Tom Keegan: Kansas football team tries to get off the road to dubious record

By Tom Keegan     Sep 15, 2016

Nick Krug
Kansas quarterback Montell Cozart (2) drops back to pass during the second quarter on Saturday, Oct. 3, 2015 at Jack Trice Stadium in Ames, Iowa.

College football futility records prove beyond a reasonable doubt that there is no worse place for schools from the state of Kansas than the road.

In fact, three Kansas schools are responsible for four of the seven longest losing streaks in college football history, at least based on one list that can be found at sports-reference.com.

Wichita State lost 37 consecutive road games, a streak that stretched from the middle of the 1964 season to early in the 1971 campaign, the second-longest road skid in college football history.

Kansas State encountered road losing streaks spanning 34 (1944-50) and 30 (1985-91) games.

Kansas’ current slide officially has lasted 35 games, tied with UTEP (1974-80) for fourth-longest in history, because three losses to Missouri at Arrowhead Stadium, a neutral site, don’t count.

Wichita State dumped its football program after the 1986 season and, of course, Bill Snyder in two different stints has built big-time winners.

The Jayhawks, 20-point underdogs, need to find a way to end this endless streak Saturday in Memphis because the all-time college football roadkill record is drawing so close you can almost smell it.

Western State in Gunnison, Colo., which now plays out of the Div. II Rocky Mountain Athletic Conference, lost 44 road contests in a row from Oct. 2, 1926 through Nov. 7, 1936.

In order, this season’s Big 12 road foes for Kansas are Texas Tech, Baylor, Oklahoma, West Virginia and Kansas State. Kansas lost at those five schools two years ago by an average score of 54-14, coming closest in Lubbock with a 34-21 setback.

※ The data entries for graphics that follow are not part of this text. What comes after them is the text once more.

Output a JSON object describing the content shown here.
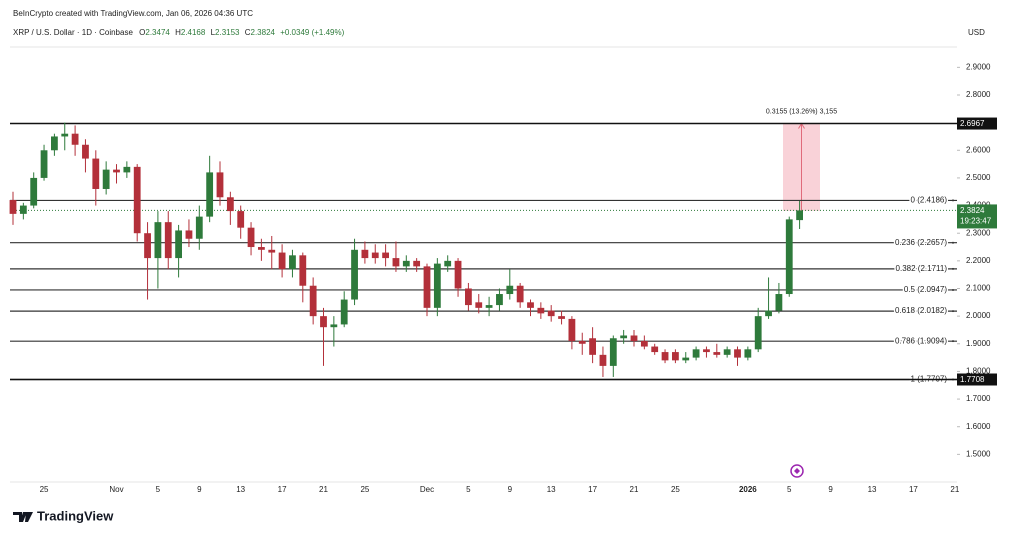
{
  "header": {
    "credit": "BeInCrypto created with TradingView.com, Jan 06, 2026 04:36 UTC",
    "symbol": "XRP / U.S. Dollar · 1D · Coinbase",
    "ohlc": [
      {
        "key": "O",
        "value": "2.3474"
      },
      {
        "key": "H",
        "value": "2.4168"
      },
      {
        "key": "L",
        "value": "2.3153"
      },
      {
        "key": "C",
        "value": "2.3824"
      }
    ],
    "change": "+0.0349 (+1.49%)",
    "currency": "USD"
  },
  "footer": {
    "logo": "TradingView"
  },
  "chart_data": {
    "type": "candlestick",
    "up_color": "#2e7a3b",
    "down_color": "#b3303a",
    "categories": [
      null,
      null,
      null,
      "25",
      null,
      null,
      null,
      null,
      null,
      null,
      "Nov",
      null,
      null,
      null,
      "5",
      null,
      null,
      null,
      "9",
      null,
      null,
      null,
      "13",
      null,
      null,
      null,
      "17",
      null,
      null,
      null,
      "21",
      null,
      null,
      null,
      "25",
      null,
      null,
      null,
      null,
      null,
      "Dec",
      null,
      null,
      null,
      "5",
      null,
      null,
      null,
      "9",
      null,
      null,
      null,
      "13",
      null,
      null,
      null,
      "17",
      null,
      null,
      null,
      "21",
      null,
      null,
      null,
      "25",
      null,
      null,
      null,
      null,
      null,
      null,
      "2026",
      null,
      null,
      null,
      "5",
      null,
      null,
      null,
      "9",
      null,
      null,
      null,
      "13",
      null,
      null,
      null,
      "17",
      null,
      null,
      null,
      "21"
    ],
    "open": [
      2.42,
      2.37,
      2.4,
      2.5,
      2.6,
      2.65,
      2.66,
      2.62,
      2.57,
      2.46,
      2.53,
      2.52,
      2.54,
      2.3,
      2.21,
      2.34,
      2.21,
      2.31,
      2.28,
      2.36,
      2.52,
      2.43,
      2.38,
      2.32,
      2.25,
      2.24,
      2.23,
      2.17,
      2.22,
      2.11,
      2.0,
      1.96,
      1.97,
      2.06,
      2.24,
      2.23,
      2.23,
      2.21,
      2.18,
      2.2,
      2.18,
      2.03,
      2.18,
      2.2,
      2.1,
      2.05,
      2.03,
      2.04,
      2.08,
      2.11,
      2.05,
      2.03,
      2.02,
      2.0,
      1.99,
      1.91,
      1.92,
      1.86,
      1.82,
      1.92,
      1.93,
      1.91,
      1.89,
      1.87,
      1.87,
      1.84,
      1.85,
      1.88,
      1.87,
      1.86,
      1.88,
      1.85,
      1.88,
      2.0,
      2.02,
      2.08,
      2.3474,
      null,
      null,
      null,
      null,
      null,
      null,
      null,
      null,
      null,
      null,
      null,
      null,
      null,
      null,
      null
    ],
    "high": [
      2.45,
      2.41,
      2.52,
      2.62,
      2.66,
      2.7,
      2.69,
      2.64,
      2.6,
      2.56,
      2.55,
      2.56,
      2.55,
      2.34,
      2.38,
      2.38,
      2.33,
      2.35,
      2.4,
      2.58,
      2.56,
      2.45,
      2.4,
      2.34,
      2.28,
      2.29,
      2.26,
      2.24,
      2.23,
      2.14,
      2.03,
      2.0,
      2.09,
      2.28,
      2.27,
      2.26,
      2.26,
      2.27,
      2.22,
      2.21,
      2.19,
      2.21,
      2.22,
      2.21,
      2.12,
      2.08,
      2.07,
      2.1,
      2.17,
      2.12,
      2.06,
      2.05,
      2.04,
      2.02,
      2.0,
      1.94,
      1.96,
      1.89,
      1.93,
      1.95,
      1.95,
      1.93,
      1.9,
      1.88,
      1.88,
      1.87,
      1.89,
      1.89,
      1.9,
      1.89,
      1.89,
      1.89,
      2.03,
      2.14,
      2.12,
      2.36,
      2.4168,
      null,
      null,
      null,
      null,
      null,
      null,
      null,
      null,
      null,
      null,
      null,
      null,
      null,
      null,
      null
    ],
    "low": [
      2.33,
      2.35,
      2.39,
      2.49,
      2.58,
      2.6,
      2.58,
      2.52,
      2.4,
      2.44,
      2.48,
      2.5,
      2.27,
      2.06,
      2.1,
      2.17,
      2.14,
      2.25,
      2.24,
      2.34,
      2.4,
      2.33,
      2.28,
      2.22,
      2.2,
      2.17,
      2.14,
      2.14,
      2.05,
      1.97,
      1.82,
      1.89,
      1.96,
      2.04,
      2.19,
      2.19,
      2.18,
      2.16,
      2.16,
      2.16,
      2.0,
      2.0,
      2.16,
      2.07,
      2.02,
      2.01,
      2.0,
      2.02,
      2.06,
      2.03,
      2.0,
      1.99,
      1.98,
      1.97,
      1.88,
      1.86,
      1.83,
      1.78,
      1.78,
      1.9,
      1.89,
      1.88,
      1.86,
      1.83,
      1.83,
      1.83,
      1.84,
      1.85,
      1.85,
      1.85,
      1.82,
      1.84,
      1.87,
      1.99,
      2.01,
      2.07,
      2.3153,
      null,
      null,
      null,
      null,
      null,
      null,
      null,
      null,
      null,
      null,
      null,
      null,
      null,
      null,
      null
    ],
    "close": [
      2.37,
      2.4,
      2.5,
      2.6,
      2.65,
      2.66,
      2.62,
      2.57,
      2.46,
      2.53,
      2.52,
      2.54,
      2.3,
      2.21,
      2.34,
      2.21,
      2.31,
      2.28,
      2.36,
      2.52,
      2.43,
      2.38,
      2.32,
      2.25,
      2.24,
      2.23,
      2.17,
      2.22,
      2.11,
      2.0,
      1.96,
      1.97,
      2.06,
      2.24,
      2.21,
      2.21,
      2.21,
      2.18,
      2.2,
      2.18,
      2.03,
      2.19,
      2.2,
      2.1,
      2.04,
      2.03,
      2.04,
      2.08,
      2.11,
      2.05,
      2.03,
      2.01,
      2.0,
      1.99,
      1.91,
      1.9,
      1.86,
      1.82,
      1.92,
      1.93,
      1.91,
      1.89,
      1.87,
      1.84,
      1.84,
      1.85,
      1.88,
      1.87,
      1.86,
      1.88,
      1.85,
      1.88,
      2.0,
      2.02,
      2.08,
      2.35,
      2.3824,
      null,
      null,
      null,
      null,
      null,
      null,
      null,
      null,
      null,
      null,
      null,
      null,
      null,
      null,
      null
    ],
    "ylim": [
      1.4,
      2.97
    ],
    "yticks": [
      {
        "value": 2.9,
        "label": "2.9000"
      },
      {
        "value": 2.8,
        "label": "2.8000"
      },
      {
        "value": 2.7,
        "label": "2.7000"
      },
      {
        "value": 2.6,
        "label": "2.6000"
      },
      {
        "value": 2.5,
        "label": "2.5000"
      },
      {
        "value": 2.4,
        "label": "2.4000"
      },
      {
        "value": 2.3,
        "label": "2.3000"
      },
      {
        "value": 2.2,
        "label": "2.2000"
      },
      {
        "value": 2.1,
        "label": "2.1000"
      },
      {
        "value": 2.0,
        "label": "2.0000"
      },
      {
        "value": 1.9,
        "label": "1.9000"
      },
      {
        "value": 1.8,
        "label": "1.8000"
      },
      {
        "value": 1.7,
        "label": "1.7000"
      },
      {
        "value": 1.6,
        "label": "1.6000"
      },
      {
        "value": 1.5,
        "label": "1.5000"
      }
    ],
    "levels": [
      {
        "value": 2.4186,
        "label": "0 (2.4186)"
      },
      {
        "value": 2.2657,
        "label": "0.236 (2.2657)"
      },
      {
        "value": 2.1711,
        "label": "0.382 (2.1711)"
      },
      {
        "value": 2.0947,
        "label": "0.5 (2.0947)"
      },
      {
        "value": 2.0182,
        "label": "0.618 (2.0182)"
      },
      {
        "value": 1.9094,
        "label": "0.786 (1.9094)"
      },
      {
        "value": 1.7707,
        "label": "1 (1.7707)"
      }
    ],
    "price_lines": [
      2.6967,
      1.7708
    ],
    "last_price": 2.3824,
    "countdown": "19:23:47",
    "measure": {
      "low": 2.3812,
      "high": 2.6967,
      "label": "0.3155 (13.26%) 3,155"
    }
  }
}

Losing Saturday would move KU into a third-place tie with Sewanee University, a founding member of the mighty SEC. So ashamed of its fruitless football program was the Tennessee school that it left the conference and now competes in Div. III.

A loss in Memphis and then Lubbock would put Kansas in a tie for second with the Shockers. If the streak continues all the way to Waco and the Jayhawks lose to Baylor, they stand alone in second place. I fear that the crowd for the Oklahoma State game in Lawrence might be so small that head coach David Beaty will announce in the post-game media session that he will take over ticket sales.

It’s a heavy burden on Beaty and his young squad, which can’t be blamed for a streak that started when starting right tackle Hakeem Adeniji was in sixth grade and starting right guard Mesa Riobardy was in seventh grade. But upsets do happen and Kansas does have speedy playmakers.

If the Jayhawks don’t deliver a road upset this season, they’ll take a 41-game freefall into Athens, Ohio, to take another shot at Frank Solich’s Bobcats.

After that, assuming the schedule isn’t revised to accommodate for possible Big 12 expansion, five conference road games await. A loss to Ohio would make 42 in a row, at which point Beaty might take the wheel of the equipment truck or team bus to try to change the team’s luck.

Beaty need not look outside the state borders to find two coaches at the top of the coaching profession who were in desperate need of victories early in their careers.

Snyder lost his first 13 road games before unloading on Iowa State in Ames in 1991, 37-7. KU basketball coach Bill Self had a losing streak that reached 18 games and ended in the fourth game of his second season at Oral Roberts. He constantly reminded his players that their streak was only three games and his was 18.

Beaty’s road losing streak at Kansas stands at five. Many of the Jayhawks who take the Liberty Bowl Field on Saturday have a zero-game road losing streak. They can’t be blamed for the historic slide, but can come back to Lawrence to a hero’s welcome should they end it. In a way, that should make them feel as if they’re playing with the house’s money, never a bad feeling, one that can make for a dangerous opponent to a heavily favored home team.